To quote the ALJ’s decision, Claimant’s theory around this problem was that
Reckitt “also was her statutory employer” per § 287.040, so “her injury on the
statutory employer’s property is compensable under the extended premises
doctrine.” The ALJ rejected this theory and denied the claim.
Claimant sought Commission review, specifically challenging the ALJ’s
rejection of her statutory-employer theory of liability. The Commission ignored that
issue, but reversed the ALJ and awarded benefits on a theory Claimant never asserted
or suggested; i.e., Reckitt’s “joint control” or “joint benefit” reflecting “joint service”
per principles cited in Leach v.
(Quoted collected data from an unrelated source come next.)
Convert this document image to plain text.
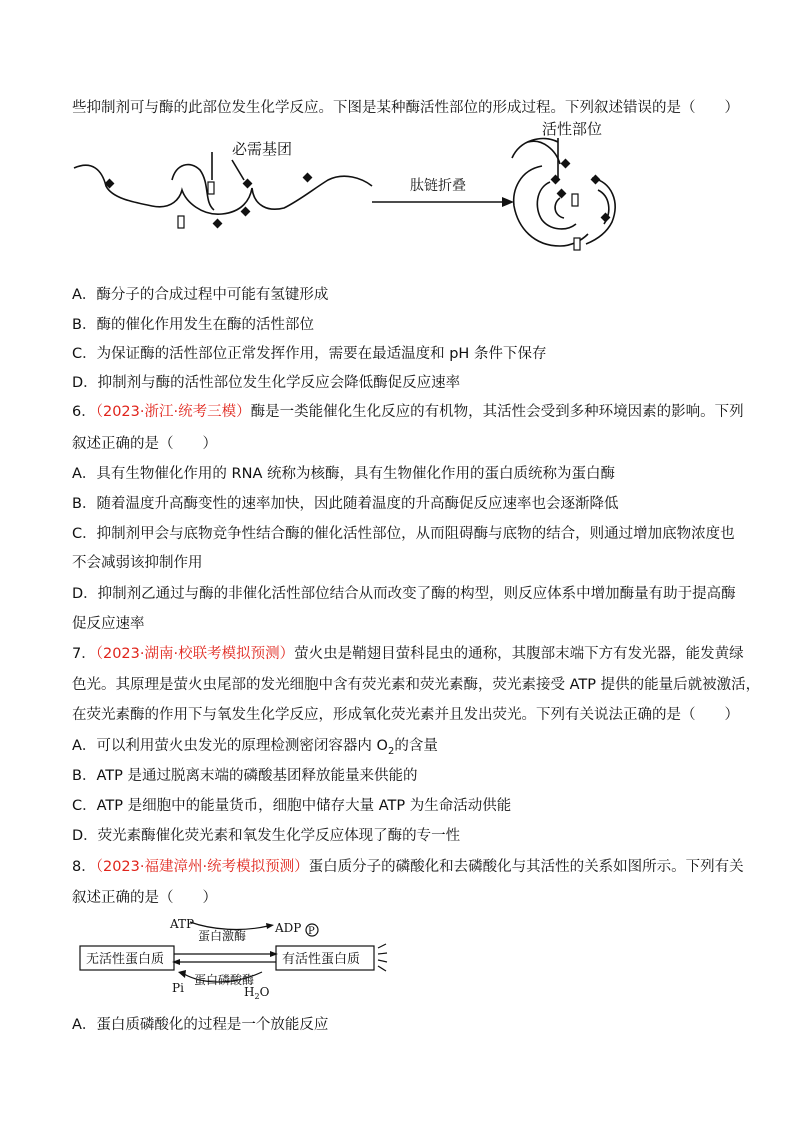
些抑制剂可与酶的此部位发生化学反应。下图是某种酶活性部位的形成过程。下列叙述错误的是（　　）
必需基团
活性部位
肽链折叠
A．酶分子的合成过程中可能有氢键形成
B．酶的催化作用发生在酶的活性部位
C．为保证酶的活性部位正常发挥作用，需要在最适温度和 pH 条件下保存
D．抑制剂与酶的活性部位发生化学反应会降低酶促反应速率
6．（2023·浙江·统考三模）酶是一类能催化生化反应的有机物，其活性会受到多种环境因素的影响。下列
叙述正确的是（　　）
A．具有生物催化作用的 RNA 统称为核酶，具有生物催化作用的蛋白质统称为蛋白酶
B．随着温度升高酶变性的速率加快，因此随着温度的升高酶促反应速率也会逐渐降低
C．抑制剂甲会与底物竞争性结合酶的催化活性部位，从而阻碍酶与底物的结合，则通过增加底物浓度也
不会减弱该抑制作用
D．抑制剂乙通过与酶的非催化活性部位结合从而改变了酶的构型，则反应体系中增加酶量有助于提高酶
促反应速率
7．（2023·湖南·校联考模拟预测）萤火虫是鞘翅目萤科昆虫的通称，其腹部末端下方有发光器，能发黄绿
色光。其原理是萤火虫尾部的发光细胞中含有荧光素和荧光素酶，荧光素接受 ATP 提供的能量后就被激活，
在荧光素酶的作用下与氧发生化学反应，形成氧化荧光素并且发出荧光。下列有关说法正确的是（　　）
A．可以利用萤火虫发光的原理检测密闭容器内 $O_2$的含量
B．ATP 是通过脱离末端的磷酸基团释放能量来供能的
C．ATP 是细胞中的能量货币，细胞中储存大量 ATP 为生命活动供能
D．荧光素酶催化荧光素和氧发生化学反应体现了酶的专一性
8．（2023·福建漳州·统考模拟预测）蛋白质分子的磷酸化和去磷酸化与其活性的关系如图所示。下列有关
叙述正确的是（　　）
ATP
蛋白激酶
ADP P
无活性蛋白质	有活性蛋白质
蛋白磷酸酶
Pi	$H_2O$
A．蛋白质磷酸化的过程是一个放能反应
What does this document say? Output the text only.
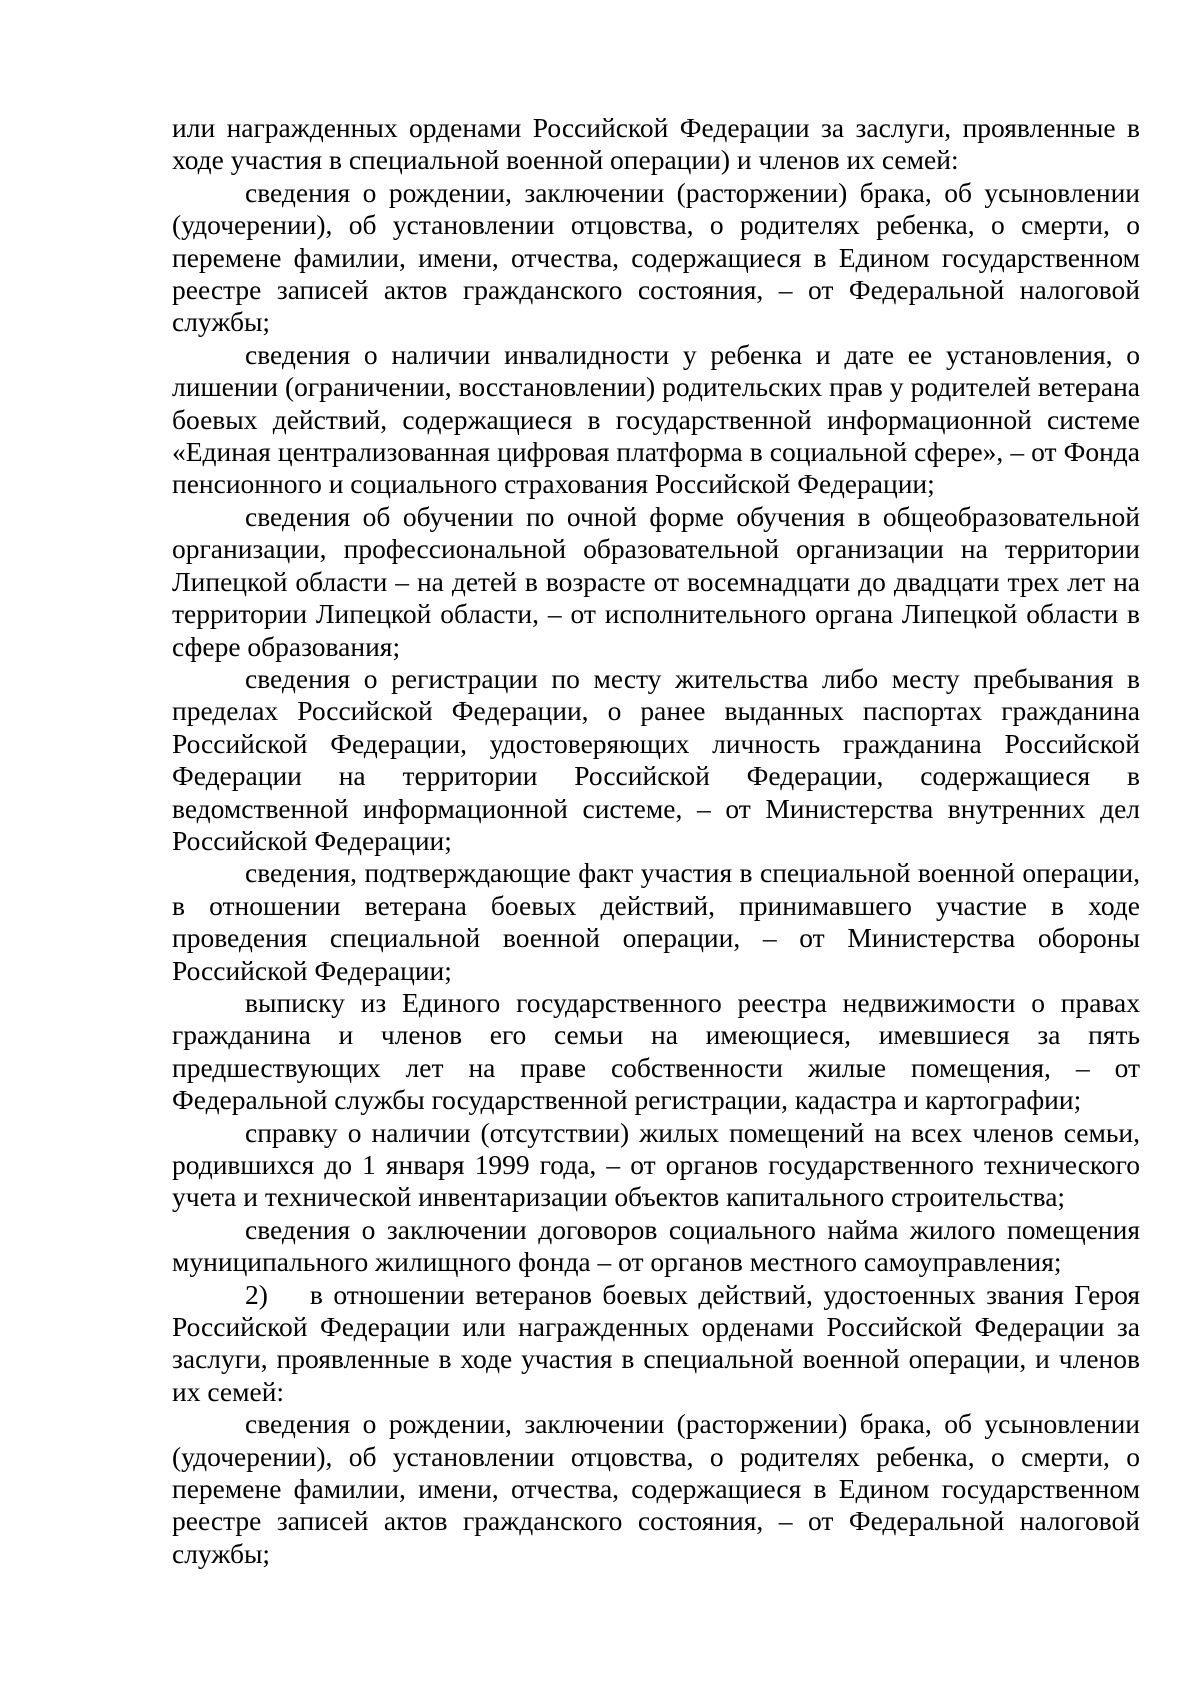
или награжденных орденами Российской Федерации за заслуги, проявленные в ходе участия в специальной военной операции) и членов их семей:

сведения о рождении, заключении (расторжении) брака, об усыновлении (удочерении), об установлении отцовства, о родителях ребенка, о смерти, о перемене фамилии, имени, отчества, содержащиеся в Едином государственном реестре записей актов гражданского состояния, – от Федеральной налоговой службы;

сведения о наличии инвалидности у ребенка и дате ее установления, о лишении (ограничении, восстановлении) родительских прав у родителей ветерана боевых действий, содержащиеся в государственной информационной системе «Единая централизованная цифровая платформа в социальной сфере», – от Фонда пенсионного и социального страхования Российской Федерации;

сведения об обучении по очной форме обучения в общеобразовательной организации, профессиональной образовательной организации на территории Липецкой области – на детей в возрасте от восемнадцати до двадцати трех лет на территории Липецкой области, – от исполнительного органа Липецкой области в сфере образования;

сведения о регистрации по месту жительства либо месту пребывания в пределах Российской Федерации, о ранее выданных паспортах гражданина Российской Федерации, удостоверяющих личность гражданина Российской Федерации на территории Российской Федерации, содержащиеся в ведомственной информационной системе, – от Министерства внутренних дел Российской Федерации;

сведения, подтверждающие факт участия в специальной военной операции, в отношении ветерана боевых действий, принимавшего участие в ходе проведения специальной военной операции, – от Министерства обороны Российской Федерации;

выписку из Единого государственного реестра недвижимости о правах гражданина и членов его семьи на имеющиеся, имевшиеся за пять предшествующих лет на праве собственности жилые помещения, – от Федеральной службы государственной регистрации, кадастра и картографии;

справку о наличии (отсутствии) жилых помещений на всех членов семьи, родившихся до 1 января 1999 года, – от органов государственного технического учета и технической инвентаризации объектов капитального строительства;

сведения о заключении договоров социального найма жилого помещения муниципального жилищного фонда – от органов местного самоуправления;

2)    в отношении ветеранов боевых действий, удостоенных звания Героя Российской Федерации или награжденных орденами Российской Федерации за заслуги, проявленные в ходе участия в специальной военной операции, и членов их семей:

сведения о рождении, заключении (расторжении) брака, об усыновлении (удочерении), об установлении отцовства, о родителях ребенка, о смерти, о перемене фамилии, имени, отчества, содержащиеся в Едином государственном реестре записей актов гражданского состояния, – от Федеральной налоговой службы;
Bd. of Police Comm’rs, 118 S.W.3d 646 (Mo.App.
2003), and Shurvington v. Cavender Drywall, 36 S.W.3d 432 (Mo.App. 2001).
2
The Commission indicated that it had tipped its hand on this during the parties’ oral
argument, but denied Penmac’s request to remand for additional evidence as to the
new theory. We agree with Penmac that this refusal to remand was error.
On appeal, Claimant seeks to justify the Commission’s “injecting” the new
Leach/Shurvington basis for liability, and opines that “no legal authority …
suggests the Commission is limited in its decision-making authority to only that legal
theory offered by the proponent on review of a singular issue.” Such arguments miss
the mark. As in prior cases, we need not decide whether the Commission can reach a
non-appealed issue “because [Stonecipher’s] holding regarding the due process
requirement in section 287.470 is dispositive here.” Mell, 247 S.W.3d at 32; see also
Stonecipher, 205 S.W.3d at 331-33. Whether or not the Commission can reach non-
appealed issues, “[d]ue process, in Missouri workers’ compensation cases and
elsewhere, contemplates the opportunity to be heard at a meaningful time and in a
meaningful manner.” Nolan, 246 S.W.3d at 5. 2
We need not elaborate or reach Penmac’s other points. The Final Award is
reversed and the case is remanded to the Commission for further proceedings
consistent herewith.
2Marked differences between Claimant’s § 287.040 theory of statutory employment and the
Commission’s Leach/Shurvington approaches are easily seen by reviewing the latter cases.
Claimant does not deny the differences, which also are illustrated by DiMaggio v. Johnston
Audio/D & M Sound, 19 S.W.3d 185, 188-90 (Mo.App. 2000), reversed on other grounds by
Hampton v. Big Boy Steel Erection, 121 S.W.3d 220, 225 (Mo. banc 2003).